German submarine U-2511 was a Type XXI submarine of Nazi Germany's Kriegsmarine during World War II. The Elektroboot submarine was laid down on 7 July 1944 at the Blohm & Voss yard at Hamburg, launched on 2 September 1944, and commissioned on 29 September 1944 under the command of Kapitänleutnant Adalbert Schnee.

==Design==
Like all Type XXI submarines, U-2511 had a displacement of 1621 t when at the surface and 1819 t while submerged. She had a total length of 76.70 m (o/a), a beam of 8 m, and a draught of 6.32 m. The submarine was powered by two MAN SE supercharged six-cylinder M6V40/46KBB diesel engines each providing 4000 PS, two Siemens-Schuckert GU365/30 double-acting electric motors each providing 5000 PS, and two Siemens-Schuckert silent running GV232/28 electric motors each providing 226 PS.

The submarine had a maximum surface speed of 15.6 kn and a submerged speed of 17.2 kn. When running on silent motors the boat could operate at a speed of 6.1 kn. When submerged, the boat could operate at 5 kn for 340 nmi; when surfaced, she could travel 15500 nmi at 10 kn. U-2511 was fitted with six 53.3 cm torpedo tubes in the bow and four 2 cm C/30 anti-aircraft guns. She could carry 23 torpedoes or 17 torpedoes and 12 naval mine.
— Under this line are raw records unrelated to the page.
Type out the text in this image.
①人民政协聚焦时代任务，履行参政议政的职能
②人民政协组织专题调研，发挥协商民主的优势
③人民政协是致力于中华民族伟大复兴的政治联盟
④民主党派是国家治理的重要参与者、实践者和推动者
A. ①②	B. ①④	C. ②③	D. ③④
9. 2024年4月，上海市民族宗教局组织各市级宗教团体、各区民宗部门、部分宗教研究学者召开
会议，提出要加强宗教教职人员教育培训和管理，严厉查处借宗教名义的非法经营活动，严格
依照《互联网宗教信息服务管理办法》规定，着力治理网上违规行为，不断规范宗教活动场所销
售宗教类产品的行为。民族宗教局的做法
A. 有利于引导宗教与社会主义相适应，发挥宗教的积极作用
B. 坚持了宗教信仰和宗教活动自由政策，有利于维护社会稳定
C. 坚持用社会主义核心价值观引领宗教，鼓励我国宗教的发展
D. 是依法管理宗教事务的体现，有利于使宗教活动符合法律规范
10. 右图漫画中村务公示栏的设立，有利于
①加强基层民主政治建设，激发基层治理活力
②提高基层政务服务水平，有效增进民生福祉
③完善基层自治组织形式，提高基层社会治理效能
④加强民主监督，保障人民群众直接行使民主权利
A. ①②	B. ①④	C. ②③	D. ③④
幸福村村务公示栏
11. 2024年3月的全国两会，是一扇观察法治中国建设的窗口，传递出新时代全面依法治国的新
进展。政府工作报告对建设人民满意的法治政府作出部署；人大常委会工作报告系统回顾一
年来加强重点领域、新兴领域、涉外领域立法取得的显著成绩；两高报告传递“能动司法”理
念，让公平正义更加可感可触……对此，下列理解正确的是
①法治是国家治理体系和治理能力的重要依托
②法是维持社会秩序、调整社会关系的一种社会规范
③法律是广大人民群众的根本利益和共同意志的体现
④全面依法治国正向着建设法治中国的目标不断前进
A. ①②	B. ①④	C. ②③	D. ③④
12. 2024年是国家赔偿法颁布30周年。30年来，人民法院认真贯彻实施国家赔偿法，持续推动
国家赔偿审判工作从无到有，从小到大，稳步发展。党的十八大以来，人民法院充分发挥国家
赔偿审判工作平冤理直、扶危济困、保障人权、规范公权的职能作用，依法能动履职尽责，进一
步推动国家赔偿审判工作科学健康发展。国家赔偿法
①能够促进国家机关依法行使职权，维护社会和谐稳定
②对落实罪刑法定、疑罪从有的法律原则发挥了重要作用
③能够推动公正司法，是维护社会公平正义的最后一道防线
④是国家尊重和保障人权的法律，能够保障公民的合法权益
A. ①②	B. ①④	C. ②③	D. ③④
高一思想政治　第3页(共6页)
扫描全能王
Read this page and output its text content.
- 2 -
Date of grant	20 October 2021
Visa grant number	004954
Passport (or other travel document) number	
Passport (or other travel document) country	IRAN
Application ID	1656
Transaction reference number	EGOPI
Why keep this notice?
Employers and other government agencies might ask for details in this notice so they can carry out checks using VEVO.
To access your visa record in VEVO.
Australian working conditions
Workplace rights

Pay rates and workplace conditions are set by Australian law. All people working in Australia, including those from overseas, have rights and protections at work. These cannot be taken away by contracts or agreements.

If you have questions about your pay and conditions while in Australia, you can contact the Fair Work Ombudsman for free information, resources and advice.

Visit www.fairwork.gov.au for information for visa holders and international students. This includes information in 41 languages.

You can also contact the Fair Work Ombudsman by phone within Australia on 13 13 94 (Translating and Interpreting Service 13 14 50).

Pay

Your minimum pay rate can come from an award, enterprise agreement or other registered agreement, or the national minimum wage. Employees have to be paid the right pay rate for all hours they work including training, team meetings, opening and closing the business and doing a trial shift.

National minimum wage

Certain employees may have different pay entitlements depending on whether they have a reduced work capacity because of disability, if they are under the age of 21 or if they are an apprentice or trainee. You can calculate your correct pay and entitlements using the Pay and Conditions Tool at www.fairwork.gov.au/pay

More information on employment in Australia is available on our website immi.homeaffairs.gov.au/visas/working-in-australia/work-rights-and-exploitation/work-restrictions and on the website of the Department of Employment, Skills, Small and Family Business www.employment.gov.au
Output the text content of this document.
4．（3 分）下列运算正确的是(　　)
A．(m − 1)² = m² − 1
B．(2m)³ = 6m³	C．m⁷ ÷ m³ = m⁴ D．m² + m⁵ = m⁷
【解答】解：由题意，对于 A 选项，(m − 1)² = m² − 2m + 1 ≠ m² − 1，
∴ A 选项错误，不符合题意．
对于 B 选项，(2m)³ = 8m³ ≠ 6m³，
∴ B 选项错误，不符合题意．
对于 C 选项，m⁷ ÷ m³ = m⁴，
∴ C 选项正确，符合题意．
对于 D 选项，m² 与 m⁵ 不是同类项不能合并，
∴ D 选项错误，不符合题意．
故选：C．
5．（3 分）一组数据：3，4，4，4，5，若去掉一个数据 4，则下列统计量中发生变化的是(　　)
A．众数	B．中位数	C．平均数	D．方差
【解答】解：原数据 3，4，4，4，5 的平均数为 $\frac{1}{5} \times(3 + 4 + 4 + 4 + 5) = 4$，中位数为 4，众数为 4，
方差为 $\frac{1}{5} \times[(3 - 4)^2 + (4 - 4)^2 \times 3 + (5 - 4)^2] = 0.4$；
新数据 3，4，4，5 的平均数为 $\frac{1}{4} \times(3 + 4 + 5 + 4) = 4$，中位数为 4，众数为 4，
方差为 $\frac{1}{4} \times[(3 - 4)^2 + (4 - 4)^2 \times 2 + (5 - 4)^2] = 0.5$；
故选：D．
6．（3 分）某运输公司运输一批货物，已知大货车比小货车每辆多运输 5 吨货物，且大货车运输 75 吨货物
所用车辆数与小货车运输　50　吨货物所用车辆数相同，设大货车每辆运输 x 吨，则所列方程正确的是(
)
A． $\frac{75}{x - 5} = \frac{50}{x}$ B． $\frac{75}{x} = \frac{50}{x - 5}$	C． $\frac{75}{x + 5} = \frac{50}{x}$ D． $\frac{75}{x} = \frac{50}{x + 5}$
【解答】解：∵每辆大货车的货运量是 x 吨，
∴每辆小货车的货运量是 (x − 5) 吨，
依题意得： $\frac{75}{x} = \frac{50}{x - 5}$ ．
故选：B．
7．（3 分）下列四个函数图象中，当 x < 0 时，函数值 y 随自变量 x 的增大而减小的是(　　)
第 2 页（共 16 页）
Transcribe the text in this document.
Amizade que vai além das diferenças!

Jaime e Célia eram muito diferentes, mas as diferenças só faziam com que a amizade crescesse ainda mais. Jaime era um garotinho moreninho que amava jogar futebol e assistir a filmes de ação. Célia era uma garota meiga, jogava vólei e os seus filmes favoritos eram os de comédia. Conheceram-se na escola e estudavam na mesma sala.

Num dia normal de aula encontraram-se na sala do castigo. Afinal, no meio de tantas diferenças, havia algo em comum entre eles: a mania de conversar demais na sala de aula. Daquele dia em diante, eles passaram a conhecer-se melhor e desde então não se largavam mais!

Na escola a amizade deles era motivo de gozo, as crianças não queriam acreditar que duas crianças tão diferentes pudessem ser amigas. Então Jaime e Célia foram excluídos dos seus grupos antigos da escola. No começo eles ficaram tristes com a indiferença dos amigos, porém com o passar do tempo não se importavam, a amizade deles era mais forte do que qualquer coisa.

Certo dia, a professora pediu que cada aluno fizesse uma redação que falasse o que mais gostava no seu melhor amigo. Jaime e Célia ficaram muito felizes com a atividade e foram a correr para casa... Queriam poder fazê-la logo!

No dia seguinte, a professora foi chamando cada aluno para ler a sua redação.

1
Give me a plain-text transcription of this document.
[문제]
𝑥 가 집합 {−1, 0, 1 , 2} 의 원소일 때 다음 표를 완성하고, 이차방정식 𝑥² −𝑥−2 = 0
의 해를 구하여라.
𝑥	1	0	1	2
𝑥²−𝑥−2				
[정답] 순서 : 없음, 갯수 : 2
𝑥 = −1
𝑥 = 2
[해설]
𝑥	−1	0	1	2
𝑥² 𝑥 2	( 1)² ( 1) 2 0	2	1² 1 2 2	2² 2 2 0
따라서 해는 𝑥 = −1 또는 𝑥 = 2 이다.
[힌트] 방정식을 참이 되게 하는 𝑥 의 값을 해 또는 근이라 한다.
The complement was five officers and 52 men.

==Service history==
After training with 31st U-boat Flotilla, U-2511 was transferred to 11th U-boat Flotilla at Bergen, Norway, for front-line service on 15 March 1945.

U-2511 conducted one patrol. On the evening of 30 April 1945 (coincidentally the date of Hitler's death), U-2511 set out from Bergen, Norway for the Caribbean, but on 4 May Schnee received the end-of-the-war cease-fire order. The commander of U-2511 claimed the U-boat had the British cruiser HMS Norfolk in her sights on 4 May when news of the German cease-fire was received. He further claimed she made a practice attack before leaving the scene undetected.

==Fate==
On 17 June 1945, U-2511 was transferred from Bergen, and arrived at Londonderry Port on 21 June for Operation Deadlight. The U-boat was sunk on 7 January 1946 at 7:40 pm in position . She was sunk by gunfire after her towing cable parted.

The wreck lies at a depth 69 m. She had been visited by divers at least three times, in 1999 and 2001, and circa 2012 for 'Dig WW2 with Dan Snow', revealing she is largely intact except for a large blast hole caused by the shellfire that sank her.